Free Speech in the News
- Mar, 28, 2017: Statement on Ticketing of Protesters By Cranston Police
- Jan, 18, 2017: Settlement Reached in Lawsuit Against Woonsocket Police for Treatment of Deaf Detainee
- Jan, 09, 2017: ACLU Statement on Detention for Students for Walk-out Over School Practices
Free Speech Related Court Cases
2015: Monteiro V. City of Cranston
- Category: Free Speech
The ACLU of Rhode Island today has federal lawsuit on behalf of a disabled person summoned to court and threatened with arrest for holding a handwritten sign seeking donations as he stood on the median of a Cranston roadway. The suit, against the City of Cranston, argues that a city ordinance barring the solicitation of donations from motorists violates free speech rights.
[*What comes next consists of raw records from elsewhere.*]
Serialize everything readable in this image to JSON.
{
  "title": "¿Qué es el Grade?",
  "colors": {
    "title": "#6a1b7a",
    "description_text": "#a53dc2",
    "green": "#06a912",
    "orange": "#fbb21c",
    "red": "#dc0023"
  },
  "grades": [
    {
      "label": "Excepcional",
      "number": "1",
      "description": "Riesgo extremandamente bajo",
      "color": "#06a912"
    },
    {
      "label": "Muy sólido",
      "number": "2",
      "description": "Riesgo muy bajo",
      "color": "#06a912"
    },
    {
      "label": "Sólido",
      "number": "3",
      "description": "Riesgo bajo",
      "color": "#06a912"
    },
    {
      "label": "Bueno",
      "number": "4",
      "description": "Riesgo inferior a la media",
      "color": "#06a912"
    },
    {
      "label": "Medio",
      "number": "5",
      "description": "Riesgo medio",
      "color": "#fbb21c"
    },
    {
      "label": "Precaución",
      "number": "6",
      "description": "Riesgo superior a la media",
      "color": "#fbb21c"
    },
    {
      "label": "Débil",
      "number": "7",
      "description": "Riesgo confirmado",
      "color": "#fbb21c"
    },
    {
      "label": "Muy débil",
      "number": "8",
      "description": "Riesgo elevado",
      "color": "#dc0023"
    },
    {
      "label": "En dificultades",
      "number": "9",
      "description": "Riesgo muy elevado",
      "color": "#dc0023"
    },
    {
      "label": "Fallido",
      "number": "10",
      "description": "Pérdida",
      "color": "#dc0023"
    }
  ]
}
In addition to being unconstitutional, ordinances like these are selectively enforced against, and further criminalize, the poor and homeless.
The ACLU expects this lawsuit to be the first of a series of suits addressing municipal ordinances that criminalize poverty and homelessness.
2015: Pombo v. City of Providence
- Category: Active Case Free Speech
1/6/16 BREAKING: The ACLU of Rhode Island settled this First Amendment lawsuit today. As a result of the settlement, the City of Providence can no longer order Pombo to stop performing on public property or require him to obtain a permit to perform on public property absent violation of any other valid ordinances. The settlement agreement further stipulates that “because soliciting donations is protected speech under the First Amendment,” the City cannot stop Pombo from soliciting or accepting donations for his performances. The City also agreed to pay compensatory damages.
This lawsuit, filed in U.S. District Court by ACLU/RI volunteer attorneys Shannah Kurland and John W. Dineen, is on behalf of Manuel Pombo, a 62-year-old local street musician (or “busker”) who has been arrested once, and threatened with arrest on numerous other occasions, for playing his saxophone on sidewalks and street corners in Providence. The license not only prohibits him from soliciting donations for his performances, it allows him to perform solely at the unbridled discretion of police officers. This is the third time in five years the ACLU of Rhode Island has sued the City of Providence for interfering with the exercise of free speech rights on the City’s streets and sidewalks.
When the suit was filed Mr. Pombo said: "I love to play the saxophone and I know that it has brought joy to many people. But I now live in constant fear of being arrested for playing my music, and it takes a physical toll on me. This is not the way a city that claims to be arts-friendly should treat anybody.”
Free Speech Related Legislation
“Revenge Porn” (H 5304)
- Category: 2017 Free Speech
In February, the ACLU testified before the House Judiciary Committee regarding the Attorney General’s so-called revenge porn legislation (H 5304), which, we noted in our testimony, required neither revenge nor porn to subject a person to criminal penalties. The legislation would make it a crime to electronically transmit nude or sexually explicit images without the person’s consent.
The Media Coalition and the R.I. Press Association also opposed the bill. Publishing some of the photos from Abu Ghraib or, on a less grave note, pictures of Anthony Weiner’s too-exposed body part could be criminal under this bill. That is why Governor Gina Raimondo vetoed this legislation last year and, the ACLU hopes, will veto it again if it is not amended to address the legitimate concerns raised by civil liberties advocates and the media. Nonetheless, in March, the House passed the bill, with only Reps. Edie Ajello and Jason Knight dissenting.